Iran and Russia vow to oppose attempts to dump Assad
Russia and Iran will jointly oppose “external attempts” at regime change in Syria, a Kremlin official said Monday in Tehran after President Vladimir Putin met supreme leader Ayatollah Ali Khamenei.
The comments were a direct rebuff of repeated demands from the United States, France, Britain and Saudi Arabia that President Bashar Al-Assad should step down and play no future role in war-torn Syria.
On his first trip to Iran in eight years, Putin, accompanied by his Foreign Minister Sergei Lavrov, went straight into a meeting with Khamenei, the Islamic Republic’s ultimate authority.
Describing the 90-minute encounter as “quite constructive” and longer than planned, a Kremlin spokesman said the two countries had “unity of views” on Syria.
Russia and Iran are against “external attempts to dictate scenarios of political settlement” in the conflict-wracked state, and only Syria’s people could decide to dump Assad in elections following a ceasefire.

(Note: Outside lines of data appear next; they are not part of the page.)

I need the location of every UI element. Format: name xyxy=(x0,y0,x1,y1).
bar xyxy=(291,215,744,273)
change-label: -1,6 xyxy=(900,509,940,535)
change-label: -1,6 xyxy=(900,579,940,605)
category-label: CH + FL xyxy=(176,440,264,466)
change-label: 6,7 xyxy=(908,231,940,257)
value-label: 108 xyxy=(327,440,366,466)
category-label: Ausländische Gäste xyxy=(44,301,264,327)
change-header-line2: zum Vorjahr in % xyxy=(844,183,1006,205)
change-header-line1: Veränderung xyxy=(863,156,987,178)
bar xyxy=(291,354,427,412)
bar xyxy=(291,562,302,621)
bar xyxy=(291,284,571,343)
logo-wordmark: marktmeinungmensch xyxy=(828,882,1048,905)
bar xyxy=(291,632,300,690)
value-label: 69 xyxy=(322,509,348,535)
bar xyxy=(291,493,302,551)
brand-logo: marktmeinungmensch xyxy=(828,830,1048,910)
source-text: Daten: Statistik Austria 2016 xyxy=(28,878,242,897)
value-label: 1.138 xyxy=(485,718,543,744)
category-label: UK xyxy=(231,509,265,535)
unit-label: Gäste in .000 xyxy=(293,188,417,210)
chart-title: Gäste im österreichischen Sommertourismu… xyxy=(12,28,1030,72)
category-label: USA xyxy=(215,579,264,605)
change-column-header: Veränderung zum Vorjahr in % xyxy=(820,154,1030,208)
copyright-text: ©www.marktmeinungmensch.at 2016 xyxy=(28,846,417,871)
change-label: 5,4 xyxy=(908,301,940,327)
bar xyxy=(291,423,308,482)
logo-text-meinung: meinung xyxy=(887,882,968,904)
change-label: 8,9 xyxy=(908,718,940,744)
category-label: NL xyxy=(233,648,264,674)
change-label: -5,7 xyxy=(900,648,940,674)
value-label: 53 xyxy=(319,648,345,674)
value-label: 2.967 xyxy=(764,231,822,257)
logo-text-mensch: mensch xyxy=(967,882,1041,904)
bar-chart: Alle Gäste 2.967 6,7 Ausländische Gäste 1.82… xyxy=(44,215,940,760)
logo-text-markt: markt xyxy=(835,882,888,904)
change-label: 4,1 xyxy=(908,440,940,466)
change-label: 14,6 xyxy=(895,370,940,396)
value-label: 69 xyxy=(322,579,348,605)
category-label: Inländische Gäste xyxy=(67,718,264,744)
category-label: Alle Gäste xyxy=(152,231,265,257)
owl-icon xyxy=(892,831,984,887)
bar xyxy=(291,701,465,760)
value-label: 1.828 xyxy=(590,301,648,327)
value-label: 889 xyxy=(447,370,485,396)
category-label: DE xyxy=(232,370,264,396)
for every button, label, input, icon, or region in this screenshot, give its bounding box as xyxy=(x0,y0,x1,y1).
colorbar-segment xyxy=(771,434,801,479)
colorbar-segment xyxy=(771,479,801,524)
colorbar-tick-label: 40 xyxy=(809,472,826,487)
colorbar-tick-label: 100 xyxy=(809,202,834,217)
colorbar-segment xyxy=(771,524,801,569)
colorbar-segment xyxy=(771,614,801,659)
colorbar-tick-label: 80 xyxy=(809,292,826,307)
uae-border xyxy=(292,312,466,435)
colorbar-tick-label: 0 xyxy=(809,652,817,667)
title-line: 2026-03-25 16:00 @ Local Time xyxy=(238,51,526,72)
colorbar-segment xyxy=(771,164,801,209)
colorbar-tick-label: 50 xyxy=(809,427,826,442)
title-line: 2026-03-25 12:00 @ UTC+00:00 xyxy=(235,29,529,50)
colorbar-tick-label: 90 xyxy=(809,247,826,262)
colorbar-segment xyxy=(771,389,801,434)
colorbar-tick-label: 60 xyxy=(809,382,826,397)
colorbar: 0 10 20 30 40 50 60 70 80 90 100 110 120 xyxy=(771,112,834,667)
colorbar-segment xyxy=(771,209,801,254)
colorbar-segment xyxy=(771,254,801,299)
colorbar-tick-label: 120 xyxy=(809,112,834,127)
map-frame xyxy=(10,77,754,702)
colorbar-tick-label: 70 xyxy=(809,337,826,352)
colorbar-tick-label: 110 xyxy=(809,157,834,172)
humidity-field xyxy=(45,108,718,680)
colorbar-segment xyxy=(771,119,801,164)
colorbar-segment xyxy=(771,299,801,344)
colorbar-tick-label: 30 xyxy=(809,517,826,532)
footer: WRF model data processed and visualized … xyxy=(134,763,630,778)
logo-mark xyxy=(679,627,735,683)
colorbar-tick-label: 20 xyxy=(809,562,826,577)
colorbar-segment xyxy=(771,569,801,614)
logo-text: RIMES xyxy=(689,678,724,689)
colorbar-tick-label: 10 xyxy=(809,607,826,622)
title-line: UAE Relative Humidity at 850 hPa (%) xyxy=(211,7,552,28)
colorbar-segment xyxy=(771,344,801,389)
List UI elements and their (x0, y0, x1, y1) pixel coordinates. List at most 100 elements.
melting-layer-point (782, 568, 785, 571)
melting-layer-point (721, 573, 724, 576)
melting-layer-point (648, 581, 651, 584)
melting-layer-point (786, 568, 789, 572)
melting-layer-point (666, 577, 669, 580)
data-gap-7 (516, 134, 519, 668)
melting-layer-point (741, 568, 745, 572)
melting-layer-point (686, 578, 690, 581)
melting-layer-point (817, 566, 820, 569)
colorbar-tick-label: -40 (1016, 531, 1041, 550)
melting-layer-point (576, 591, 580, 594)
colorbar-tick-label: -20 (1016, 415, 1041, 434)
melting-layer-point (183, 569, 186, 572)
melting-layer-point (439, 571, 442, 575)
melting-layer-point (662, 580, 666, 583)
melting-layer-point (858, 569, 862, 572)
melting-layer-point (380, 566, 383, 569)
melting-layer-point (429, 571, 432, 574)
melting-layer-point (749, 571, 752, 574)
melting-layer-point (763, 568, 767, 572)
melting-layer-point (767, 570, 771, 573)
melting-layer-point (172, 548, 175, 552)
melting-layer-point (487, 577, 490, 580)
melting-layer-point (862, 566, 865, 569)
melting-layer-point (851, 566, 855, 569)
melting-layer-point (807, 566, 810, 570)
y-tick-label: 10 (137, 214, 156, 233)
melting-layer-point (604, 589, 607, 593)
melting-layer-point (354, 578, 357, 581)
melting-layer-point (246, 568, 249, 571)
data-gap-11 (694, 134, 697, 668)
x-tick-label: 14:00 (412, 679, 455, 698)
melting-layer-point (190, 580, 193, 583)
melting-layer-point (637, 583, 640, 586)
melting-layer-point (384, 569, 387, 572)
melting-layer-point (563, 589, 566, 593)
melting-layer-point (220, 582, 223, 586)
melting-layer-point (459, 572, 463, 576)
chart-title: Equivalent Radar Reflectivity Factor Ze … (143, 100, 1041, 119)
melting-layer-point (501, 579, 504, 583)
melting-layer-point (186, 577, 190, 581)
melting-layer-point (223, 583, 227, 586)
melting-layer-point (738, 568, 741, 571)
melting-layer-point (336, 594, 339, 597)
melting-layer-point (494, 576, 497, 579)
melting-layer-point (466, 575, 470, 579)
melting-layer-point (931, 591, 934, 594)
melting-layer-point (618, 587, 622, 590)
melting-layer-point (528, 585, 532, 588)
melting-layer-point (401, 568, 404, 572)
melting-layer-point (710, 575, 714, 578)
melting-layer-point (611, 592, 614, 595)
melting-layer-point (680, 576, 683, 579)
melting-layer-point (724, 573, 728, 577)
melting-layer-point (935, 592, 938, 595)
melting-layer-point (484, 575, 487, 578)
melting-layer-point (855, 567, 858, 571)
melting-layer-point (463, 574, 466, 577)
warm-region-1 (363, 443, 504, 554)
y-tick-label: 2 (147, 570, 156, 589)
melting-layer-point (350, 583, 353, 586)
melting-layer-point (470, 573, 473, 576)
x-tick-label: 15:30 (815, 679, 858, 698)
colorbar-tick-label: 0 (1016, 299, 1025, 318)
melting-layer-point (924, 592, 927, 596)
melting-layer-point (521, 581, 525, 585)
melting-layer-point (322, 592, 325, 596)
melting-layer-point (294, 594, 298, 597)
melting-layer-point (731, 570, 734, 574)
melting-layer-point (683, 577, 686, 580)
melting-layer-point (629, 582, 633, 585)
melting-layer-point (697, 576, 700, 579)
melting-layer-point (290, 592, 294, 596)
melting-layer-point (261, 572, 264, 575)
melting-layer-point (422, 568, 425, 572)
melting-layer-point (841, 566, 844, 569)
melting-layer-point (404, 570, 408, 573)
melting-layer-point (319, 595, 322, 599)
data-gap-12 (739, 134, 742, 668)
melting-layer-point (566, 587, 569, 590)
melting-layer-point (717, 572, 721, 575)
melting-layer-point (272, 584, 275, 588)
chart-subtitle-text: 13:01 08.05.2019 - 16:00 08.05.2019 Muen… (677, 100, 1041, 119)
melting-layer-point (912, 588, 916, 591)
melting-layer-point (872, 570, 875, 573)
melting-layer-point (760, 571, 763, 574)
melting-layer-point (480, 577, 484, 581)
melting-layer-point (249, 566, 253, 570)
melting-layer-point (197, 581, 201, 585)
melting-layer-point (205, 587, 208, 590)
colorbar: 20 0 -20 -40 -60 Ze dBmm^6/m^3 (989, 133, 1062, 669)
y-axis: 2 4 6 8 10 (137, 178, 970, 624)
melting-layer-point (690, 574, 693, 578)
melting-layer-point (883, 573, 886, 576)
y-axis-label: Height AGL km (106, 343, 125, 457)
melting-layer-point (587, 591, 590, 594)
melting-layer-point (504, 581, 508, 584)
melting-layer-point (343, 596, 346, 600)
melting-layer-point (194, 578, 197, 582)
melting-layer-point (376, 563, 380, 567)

Both countries are close allies of Assad, with Iran providing the Syrian leader with financial aid and military advisors against a range of opposing forces in a civil war that has that has killed more than 250,000 and displaced millions.
Near the start of the Syrian civil war, it was reported that former Iranian President Mahmoud Ahmadinejad had personally sanctioned the dispatch of officers from the Iranian Revolutionary Guards to Syria to fight alongside Assad’s troops.
Iran, however, has rejected that it has any fighters on the ground in Syria. Deputy Foreign Minister Hossein Amir-Abdollahian insisted recently that Tehran only has “military advisors” in the war-torn country.
Russia, too, supports Assad, having on September 30 launched its own military campaign in Syria to support the embattled president, who on Sunday said the Russian operation had helped his army advance “on nearly every front”.
During Monday’s meeting with Putin, Khamenei said the United States had a “long-term plan” to dominate Syria and the Middle East that would “disadvantage all countries, especially Iran and Russia”.
“This threat should be neutralized wisely and with closer interaction,” he was quoted as saying in a statement, meaning cooperation with Russia.
“Syria’s president was elected by people of various political, religious and ethnic views in a general election. The U.S. cannot ignore Syrians’ vote and choice,” he added.
Putin and Khamenei met before the Russian leader spoke at a major summit of gas exporting countries hosted by Iran’s President Hassan Rouhani in the capital.
What began in 2011 as a conflict between Assad’s army and Western- and Gulf-backed rebels has since spiraled into a multi-faceted war that has killed more than 250,000.
Attention is currently focused on stopping Islamic State (ISIS) group jihadists, who last year seized large parts of Syria before surging into Iraq.
The threat from ISIS has taken on new potency and spread into Europe since the jihadists committed coordinated gun and bomb attacks in Paris on November 13, killing 130 people.
For Russia, defending Assad and confronting ISIS has become more important since the militants blew up a Russian airliner over Egypt’s Sinai Peninsula on October 31, killing all 224 on board.